I am deploying a command-line tool that is written in Java that accepts command-line arguments. I have it packaged as a JAR file because it is convenient to have a single file.
The problem is that to run it you must first call java -jar (filename) (args)
and that is quite annoying.
The current way I have it is to have a simple bash script that launches it, but this is less than ideal.
Is there anyway (in Linux, Ubuntu Server) to make a JAR file that invokes the Java VM by itself? I've looked for a shebang, but couldn't find one (which of course makes sense since it is compiled code).
This is what I want to do: myprogram.jar arg1 -arg2
instead of this: java -jar myprogram.jar arg1 -arg2
Thanks,
Brian
On debian based distribution, it is possible to install jarwrapper
I think that this is possible to do the same thing on other distributions by installing with the same package name.

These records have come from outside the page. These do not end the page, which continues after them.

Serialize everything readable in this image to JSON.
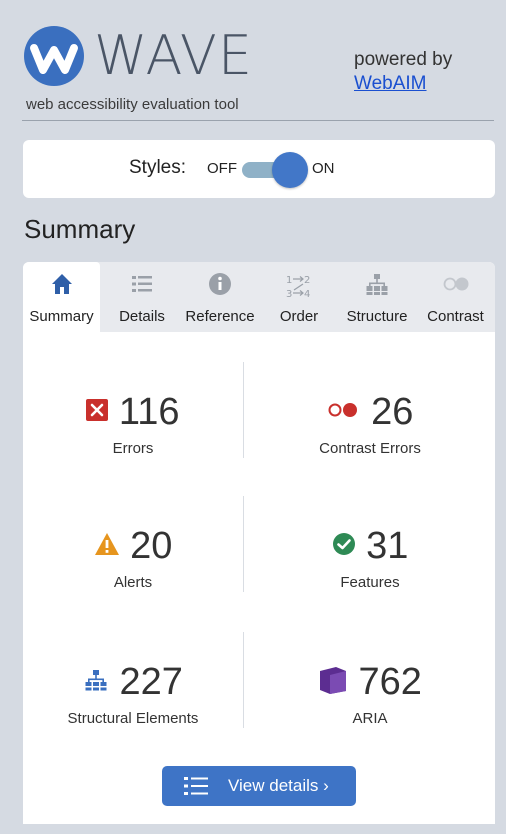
{
  "header": {
    "logo_text": "WAVE",
    "tagline": "web accessibility evaluation tool",
    "powered_by": "powered by",
    "powered_link": "WebAIM"
  },
  "styles_toggle": {
    "label": "Styles:",
    "off": "OFF",
    "on": "ON",
    "state": "ON"
  },
  "summary_heading": "Summary",
  "tabs": [
    {
      "label": "Summary",
      "icon": "home-icon",
      "active": true
    },
    {
      "label": "Details",
      "icon": "list-icon",
      "active": false
    },
    {
      "label": "Reference",
      "icon": "info-icon",
      "active": false
    },
    {
      "label": "Order",
      "icon": "order-icon",
      "active": false
    },
    {
      "label": "Structure",
      "icon": "structure-icon",
      "active": false
    },
    {
      "label": "Contrast",
      "icon": "contrast-icon",
      "active": false
    }
  ],
  "stats": [
    {
      "count": "116",
      "label": "Errors",
      "icon": "error-icon",
      "color": "#c9302c"
    },
    {
      "count": "26",
      "label": "Contrast Errors",
      "icon": "contrast-error-icon",
      "color": "#c9302c"
    },
    {
      "count": "20",
      "label": "Alerts",
      "icon": "alert-icon",
      "color": "#e6951e"
    },
    {
      "count": "31",
      "label": "Features",
      "icon": "feature-icon",
      "color": "#2e8a55"
    },
    {
      "count": "227",
      "label": "Structural Elements",
      "icon": "structure-icon",
      "color": "#3a6fbf"
    },
    {
      "count": "762",
      "label": "ARIA",
      "icon": "aria-icon",
      "color": "#5c2d91"
    }
  ],
  "view_details": {
    "label": "View details ›",
    "icon": "list-icon"
  },
  "colors": {
    "accent": "#3e74c6",
    "background": "#d5dae2",
    "panel": "#ffffff"
  }
}
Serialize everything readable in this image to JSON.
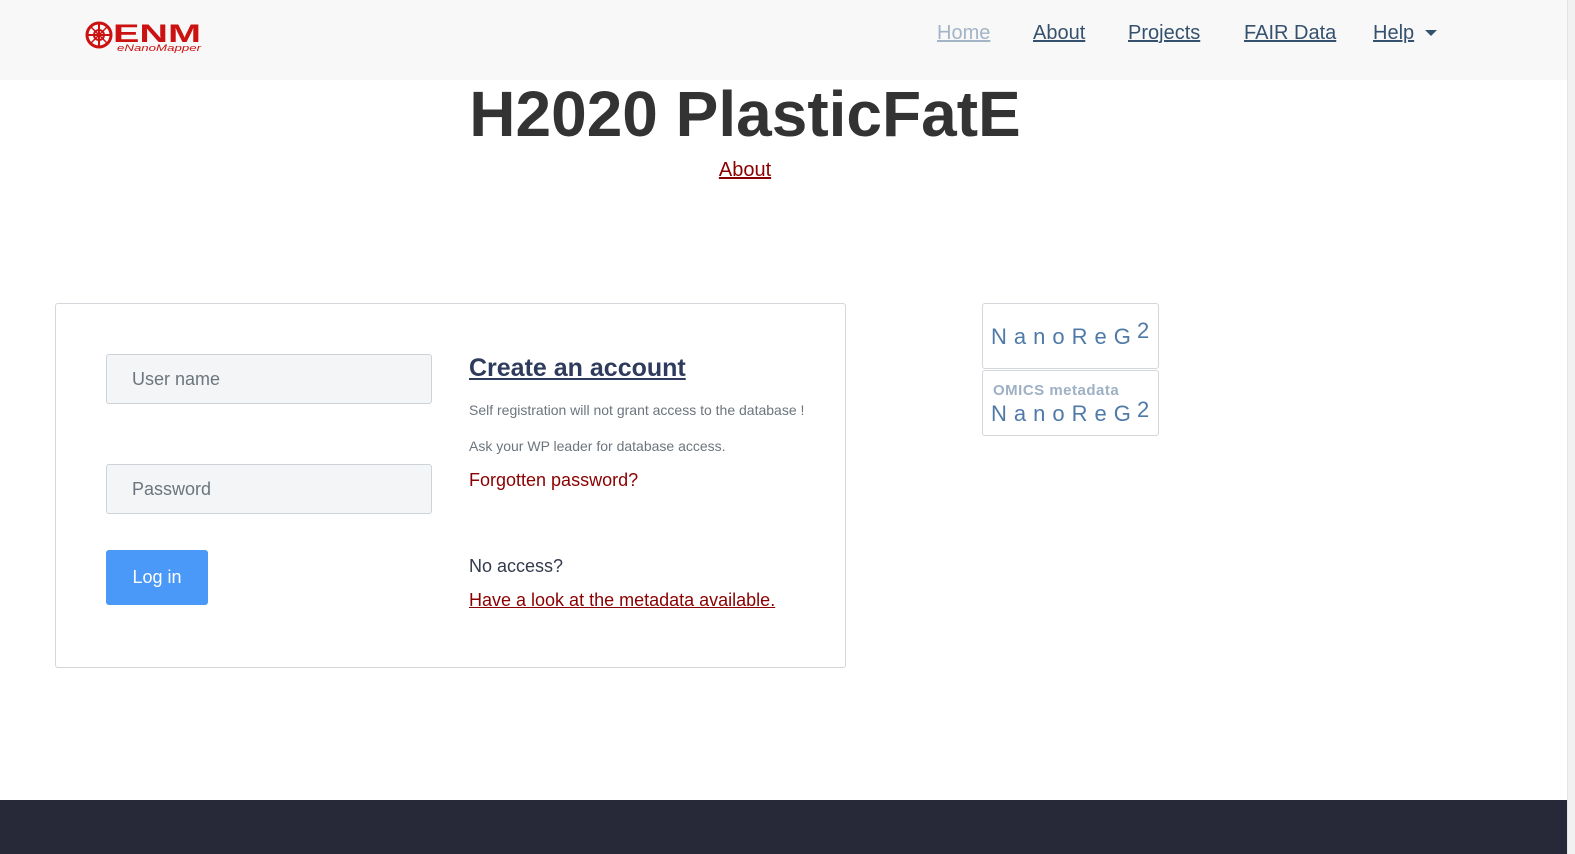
{
  "nav": {
    "logo_text": "ENM",
    "logo_subtext": "eNanoMapper",
    "items": [
      {
        "label": "Home",
        "active": true
      },
      {
        "label": "About"
      },
      {
        "label": "Projects"
      },
      {
        "label": "FAIR Data"
      },
      {
        "label": "Help"
      }
    ]
  },
  "header": {
    "title": "H2020 PlasticFatE",
    "about_link": "About"
  },
  "login": {
    "username_placeholder": "User name",
    "password_placeholder": "Password",
    "login_button": "Log in",
    "create_account": "Create an account",
    "self_registration_note": "Self registration will not grant access to the database ! Ask your WP leader for database access.",
    "forgot_password": "Forgotten password?",
    "no_access": "No access?",
    "metadata_link": "Have a look at the metadata available."
  },
  "badges": [
    {
      "word": "NanoReG",
      "sup": "2"
    },
    {
      "subtitle": "OMICS metadata",
      "word": "NanoReG",
      "sup": "2"
    }
  ],
  "colors": {
    "navbar_bg": "#f8f8f8",
    "nav_link": "#36516e",
    "nav_link_active": "#a3b4c6",
    "brand_red": "#cc1111",
    "link_dark_red": "#8b0000",
    "primary_button": "#4a98f7",
    "footer_bg": "#272838"
  }
}
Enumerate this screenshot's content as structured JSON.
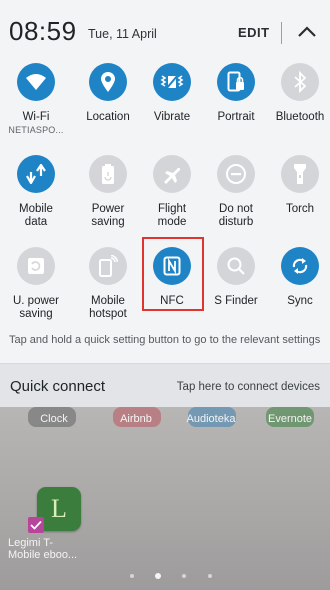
{
  "header": {
    "time": "08:59",
    "date": "Tue, 11 April",
    "edit_label": "EDIT",
    "collapse_icon": "chevron-up-icon"
  },
  "tiles": {
    "wifi": {
      "label": "Wi-Fi",
      "sub": "NETIASPO...",
      "icon": "wifi-icon",
      "state": "on"
    },
    "location": {
      "label": "Location",
      "icon": "location-icon",
      "state": "on"
    },
    "vibrate": {
      "label": "Vibrate",
      "icon": "vibrate-icon",
      "state": "on"
    },
    "portrait": {
      "label": "Portrait",
      "icon": "portrait-lock-icon",
      "state": "on"
    },
    "bluetooth": {
      "label": "Bluetooth",
      "icon": "bluetooth-icon",
      "state": "off"
    },
    "mobile_data": {
      "label_line1": "Mobile",
      "label_line2": "data",
      "icon": "mobile-data-icon",
      "state": "on"
    },
    "power_saving": {
      "label_line1": "Power",
      "label_line2": "saving",
      "icon": "battery-icon",
      "state": "off"
    },
    "flight_mode": {
      "label_line1": "Flight",
      "label_line2": "mode",
      "icon": "airplane-icon",
      "state": "off"
    },
    "do_not_disturb": {
      "label_line1": "Do not",
      "label_line2": "disturb",
      "icon": "do-not-disturb-icon",
      "state": "off"
    },
    "torch": {
      "label": "Torch",
      "icon": "torch-icon",
      "state": "off"
    },
    "u_power_saving": {
      "label_line1": "U. power",
      "label_line2": "saving",
      "icon": "ultra-power-saving-icon",
      "state": "off"
    },
    "mobile_hotspot": {
      "label_line1": "Mobile",
      "label_line2": "hotspot",
      "icon": "hotspot-icon",
      "state": "off"
    },
    "nfc": {
      "label": "NFC",
      "icon": "nfc-icon",
      "state": "on",
      "highlighted": true
    },
    "s_finder": {
      "label": "S Finder",
      "icon": "search-icon",
      "state": "off"
    },
    "sync": {
      "label": "Sync",
      "icon": "sync-icon",
      "state": "on"
    }
  },
  "hint_text": "Tap and hold a quick setting button to go to the relevant settings",
  "quick_connect": {
    "title": "Quick connect",
    "hint": "Tap here to connect devices"
  },
  "home": {
    "apps_row1": [
      "Clock",
      "Airbnb",
      "Audioteka",
      "Evernote"
    ],
    "app_legimi_line1": "Legimi T-",
    "app_legimi_line2": "Mobile eboo...",
    "page_count": 5,
    "current_page": 2
  },
  "colors": {
    "active_tile": "#1f84c6",
    "inactive_tile": "#d3d5d8",
    "highlight_box": "#e0342f"
  }
}
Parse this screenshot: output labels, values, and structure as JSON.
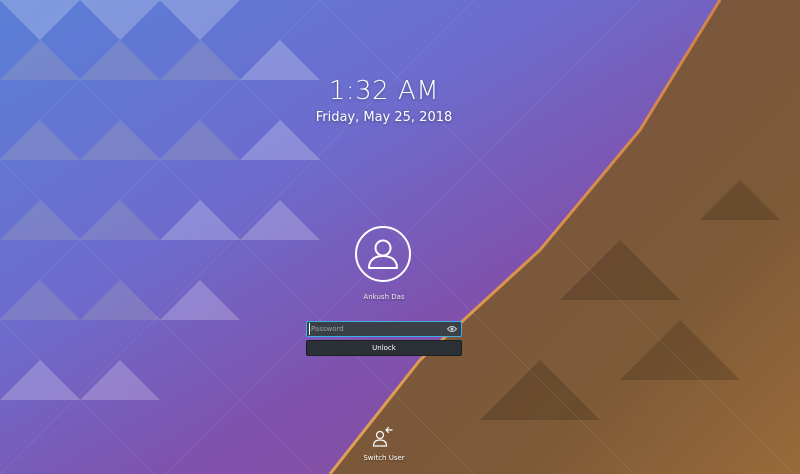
{
  "lockscreen": {
    "time": "1:32 AM",
    "date": "Friday, May 25, 2018",
    "user": {
      "name": "Ankush Das",
      "avatar_icon": "user-silhouette-icon"
    },
    "password": {
      "placeholder": "Password",
      "value": "",
      "reveal_icon": "eye-icon"
    },
    "unlock_label": "Unlock",
    "switch_user": {
      "label": "Switch User",
      "icon": "switch-user-icon"
    }
  },
  "colors": {
    "accent": "#3daee9",
    "field_bg": "#3b3f46",
    "button_bg": "#2b3037",
    "wallpaper_blue": "#5f89d8",
    "wallpaper_purple": "#7d55b0",
    "wallpaper_brown": "#7a5a3a"
  }
}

The .zip file format (upon which the .jar format is based) seems to be robust in the presence of extra data prepended to the file. Thus if you use the
cat
command to put a shebang before the zip data in the jar file, and make the file executable, then you can call the jar file like you would call any ordinary shell script.For example: (Note that the
unzip -l
command is just to illustrate the point. It doesn't change anything about the .jar and can be omitted when you're actually doing this process.)See Documentation/java.txt in the Linux Kernel documentation, which tells you how to configure a system using the
binfmt_misc
kernel module to run Jar files automatically. However, this is a configuration option you change on a computer, not something you change about the jar file, so it doesn't follow the jar file from system to system.